Washington DC holds a strong legacy of abolitionist and fugitive organizing. Fugitive Sanctuaries invites DC residents to consider these histories and how they can support Black-led, community-based organizing that is working towards abolition, community wellness, and community safety.
 
Informed by her Black American and Jewish ancestry, Valoris has designed and fabricated a modular structure inspired by the sukkah and the hush harbor, both of which are temporary structures built by community to hold space for spiritual gathering and reflection. During her fellowship, Valoris has workshopped ideas, prototyped the modular structure, activated it with community, and researched sites of fugitive legacies in DC. She has been getting feedback from peer practitioners during temporary activations, and visiting local institutions that archive Black histories of DC.
 
Over four performances from April-September 2022, Valoris will work with small teams of people to assemble the structure, activate it through story circles, song circles, art-making, and ritual performance, and deconstruct it following each activation. According to Valoris: "Something that's powerful about the sukkah and the hush harbor is that they are temporary spaces, and they require a collective to build. I think that's why it's a practice we keep coming back to — building something together, making it beautiful, inviting others in and breaking it down. And then doing it all over again.
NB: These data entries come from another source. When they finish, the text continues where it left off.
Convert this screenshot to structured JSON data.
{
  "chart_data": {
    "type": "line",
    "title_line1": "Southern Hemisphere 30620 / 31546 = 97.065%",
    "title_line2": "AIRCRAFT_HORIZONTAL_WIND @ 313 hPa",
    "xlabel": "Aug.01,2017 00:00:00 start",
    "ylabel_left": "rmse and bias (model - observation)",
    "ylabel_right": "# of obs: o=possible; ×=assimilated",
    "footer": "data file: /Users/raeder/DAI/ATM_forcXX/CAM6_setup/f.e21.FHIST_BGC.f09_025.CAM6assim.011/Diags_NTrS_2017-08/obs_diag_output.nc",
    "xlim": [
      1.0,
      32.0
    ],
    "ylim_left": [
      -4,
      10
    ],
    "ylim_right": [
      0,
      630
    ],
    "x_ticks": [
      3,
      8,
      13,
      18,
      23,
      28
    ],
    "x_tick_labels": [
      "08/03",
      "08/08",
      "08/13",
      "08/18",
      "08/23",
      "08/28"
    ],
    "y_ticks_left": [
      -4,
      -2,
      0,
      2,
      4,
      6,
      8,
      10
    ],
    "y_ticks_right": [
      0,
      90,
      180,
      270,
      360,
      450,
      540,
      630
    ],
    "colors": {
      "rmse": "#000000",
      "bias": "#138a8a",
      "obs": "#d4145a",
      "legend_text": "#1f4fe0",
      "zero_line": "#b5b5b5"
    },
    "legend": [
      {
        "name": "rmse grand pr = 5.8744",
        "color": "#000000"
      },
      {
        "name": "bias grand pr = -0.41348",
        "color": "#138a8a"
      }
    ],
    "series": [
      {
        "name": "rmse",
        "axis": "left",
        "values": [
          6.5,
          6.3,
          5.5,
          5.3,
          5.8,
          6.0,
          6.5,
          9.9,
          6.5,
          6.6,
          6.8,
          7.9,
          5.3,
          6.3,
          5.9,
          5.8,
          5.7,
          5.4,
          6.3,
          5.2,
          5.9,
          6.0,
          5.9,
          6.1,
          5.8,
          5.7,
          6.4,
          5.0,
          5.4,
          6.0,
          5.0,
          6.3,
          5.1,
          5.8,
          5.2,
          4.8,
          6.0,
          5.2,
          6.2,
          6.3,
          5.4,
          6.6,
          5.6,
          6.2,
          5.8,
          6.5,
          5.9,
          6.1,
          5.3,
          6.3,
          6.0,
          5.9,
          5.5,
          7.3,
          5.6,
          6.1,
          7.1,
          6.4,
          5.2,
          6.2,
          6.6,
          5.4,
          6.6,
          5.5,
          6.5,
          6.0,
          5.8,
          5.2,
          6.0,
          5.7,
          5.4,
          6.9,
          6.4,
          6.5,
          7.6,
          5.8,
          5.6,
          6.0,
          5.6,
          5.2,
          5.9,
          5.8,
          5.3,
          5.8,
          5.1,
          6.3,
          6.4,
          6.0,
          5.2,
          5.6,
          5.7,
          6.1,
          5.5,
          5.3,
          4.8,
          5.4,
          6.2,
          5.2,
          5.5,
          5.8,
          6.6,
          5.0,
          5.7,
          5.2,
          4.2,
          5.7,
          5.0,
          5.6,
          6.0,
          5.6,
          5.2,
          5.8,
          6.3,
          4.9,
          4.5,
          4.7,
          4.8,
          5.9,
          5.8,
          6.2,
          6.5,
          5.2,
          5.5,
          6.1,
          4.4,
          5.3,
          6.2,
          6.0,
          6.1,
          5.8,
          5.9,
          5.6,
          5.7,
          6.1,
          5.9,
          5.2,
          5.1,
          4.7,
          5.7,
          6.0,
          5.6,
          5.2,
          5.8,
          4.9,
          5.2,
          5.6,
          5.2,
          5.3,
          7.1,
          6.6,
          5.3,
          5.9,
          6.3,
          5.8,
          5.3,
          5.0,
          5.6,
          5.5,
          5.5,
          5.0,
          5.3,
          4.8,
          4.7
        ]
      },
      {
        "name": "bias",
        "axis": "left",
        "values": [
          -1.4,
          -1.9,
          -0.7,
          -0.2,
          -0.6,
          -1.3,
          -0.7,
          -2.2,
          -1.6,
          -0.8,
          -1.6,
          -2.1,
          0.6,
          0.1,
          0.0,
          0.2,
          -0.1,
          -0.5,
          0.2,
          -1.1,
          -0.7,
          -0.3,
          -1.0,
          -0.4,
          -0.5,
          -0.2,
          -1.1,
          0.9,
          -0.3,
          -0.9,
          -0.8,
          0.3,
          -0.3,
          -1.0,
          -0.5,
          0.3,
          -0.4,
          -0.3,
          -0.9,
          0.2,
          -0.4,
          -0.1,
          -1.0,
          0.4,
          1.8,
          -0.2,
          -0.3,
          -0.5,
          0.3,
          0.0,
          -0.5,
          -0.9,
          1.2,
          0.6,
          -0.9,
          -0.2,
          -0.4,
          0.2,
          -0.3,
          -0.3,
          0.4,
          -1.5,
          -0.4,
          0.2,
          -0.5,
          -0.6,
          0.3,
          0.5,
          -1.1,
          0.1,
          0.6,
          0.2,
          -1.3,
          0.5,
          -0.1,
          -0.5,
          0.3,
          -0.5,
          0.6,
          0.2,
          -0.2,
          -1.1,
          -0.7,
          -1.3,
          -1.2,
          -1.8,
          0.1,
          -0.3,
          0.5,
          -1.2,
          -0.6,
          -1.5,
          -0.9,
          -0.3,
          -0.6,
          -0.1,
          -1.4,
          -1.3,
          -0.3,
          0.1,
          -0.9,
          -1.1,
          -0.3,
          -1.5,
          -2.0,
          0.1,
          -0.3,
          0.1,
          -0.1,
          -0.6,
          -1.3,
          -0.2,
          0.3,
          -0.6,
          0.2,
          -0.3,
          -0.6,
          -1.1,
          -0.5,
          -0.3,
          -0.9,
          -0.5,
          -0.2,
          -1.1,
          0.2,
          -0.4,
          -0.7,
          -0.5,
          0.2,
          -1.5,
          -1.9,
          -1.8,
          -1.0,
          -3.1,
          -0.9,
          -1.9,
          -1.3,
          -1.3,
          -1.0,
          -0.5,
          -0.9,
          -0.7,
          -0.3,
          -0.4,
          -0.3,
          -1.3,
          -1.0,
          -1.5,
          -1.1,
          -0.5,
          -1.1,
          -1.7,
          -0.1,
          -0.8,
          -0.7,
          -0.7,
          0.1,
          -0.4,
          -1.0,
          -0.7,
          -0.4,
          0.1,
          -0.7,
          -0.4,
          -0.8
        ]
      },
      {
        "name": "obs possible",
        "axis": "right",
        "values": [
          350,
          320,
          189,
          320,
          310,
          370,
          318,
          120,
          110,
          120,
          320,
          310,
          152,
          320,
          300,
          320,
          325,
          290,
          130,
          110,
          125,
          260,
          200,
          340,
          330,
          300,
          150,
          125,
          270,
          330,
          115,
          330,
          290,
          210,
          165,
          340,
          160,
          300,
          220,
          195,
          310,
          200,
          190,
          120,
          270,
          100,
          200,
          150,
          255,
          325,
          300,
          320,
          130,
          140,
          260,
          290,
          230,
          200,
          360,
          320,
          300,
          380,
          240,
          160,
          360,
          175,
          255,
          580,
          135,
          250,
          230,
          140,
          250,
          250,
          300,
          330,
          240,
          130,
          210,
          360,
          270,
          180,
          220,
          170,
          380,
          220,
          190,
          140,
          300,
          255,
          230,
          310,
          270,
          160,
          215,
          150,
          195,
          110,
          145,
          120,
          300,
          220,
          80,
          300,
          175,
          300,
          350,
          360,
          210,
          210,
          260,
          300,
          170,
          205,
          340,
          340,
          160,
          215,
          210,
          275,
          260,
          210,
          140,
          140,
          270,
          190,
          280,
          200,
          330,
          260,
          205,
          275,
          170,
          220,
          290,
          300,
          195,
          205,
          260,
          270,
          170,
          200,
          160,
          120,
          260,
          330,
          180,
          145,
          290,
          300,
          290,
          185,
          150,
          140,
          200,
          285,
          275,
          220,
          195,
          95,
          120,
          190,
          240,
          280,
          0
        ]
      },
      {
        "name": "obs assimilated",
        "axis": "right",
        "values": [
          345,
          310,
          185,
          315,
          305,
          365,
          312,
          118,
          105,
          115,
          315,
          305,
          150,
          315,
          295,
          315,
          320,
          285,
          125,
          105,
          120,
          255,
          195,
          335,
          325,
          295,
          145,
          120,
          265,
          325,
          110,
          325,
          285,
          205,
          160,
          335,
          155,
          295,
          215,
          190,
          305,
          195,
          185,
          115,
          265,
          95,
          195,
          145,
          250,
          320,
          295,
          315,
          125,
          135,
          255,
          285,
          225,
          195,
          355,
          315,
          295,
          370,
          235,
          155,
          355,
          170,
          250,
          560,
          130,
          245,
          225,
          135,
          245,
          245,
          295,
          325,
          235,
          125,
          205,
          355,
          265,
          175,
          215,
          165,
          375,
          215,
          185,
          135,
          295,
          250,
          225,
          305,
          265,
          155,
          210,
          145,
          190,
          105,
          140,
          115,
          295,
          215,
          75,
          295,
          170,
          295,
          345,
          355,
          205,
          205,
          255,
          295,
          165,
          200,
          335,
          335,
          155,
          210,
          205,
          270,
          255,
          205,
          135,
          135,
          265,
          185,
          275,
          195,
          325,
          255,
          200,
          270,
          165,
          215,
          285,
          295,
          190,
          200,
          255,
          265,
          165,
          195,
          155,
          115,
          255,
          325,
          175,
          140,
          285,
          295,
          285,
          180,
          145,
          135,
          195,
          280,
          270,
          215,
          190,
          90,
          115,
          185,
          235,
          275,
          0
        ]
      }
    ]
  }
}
For me it embodies some of the questions that our movements for liberation are asking... what are we excavating? What are we building, and how are we building together? It is an ongoing practice of care and renewal."

About Jessica Valoris

Jessica Valoris Photo: Imagine Photography Jessica Valoris is a Washington DC based multidisciplinary installation artist. Inspired by Afrofuturism, metaphysics, and historical memory, Valoris builds installations and experiences that are sacred, intentional, and activated. Weaving together sound collage, painting, sculpture, and facilitated events, Valoris creates portals: immersive environments through which participants are invited to reconnect and conversate with personal and universal truths. Informed by her Black American and Jewish ancestry, Valoris holds an emphatically multidimensional worldview which is reflected in her vividly eclectic visuals and dynamic installations. Using art as a catalyst for collective healing, Valoris affirms the joy and vitality of Black people, complicating flattened histories of oppression, and creating space for affirmative celebration and re-definition. Valoris values collaboration with community-based organizations and cultural workers, and her work is a tool, resource, and space for culturally-relevant wellness and resilience.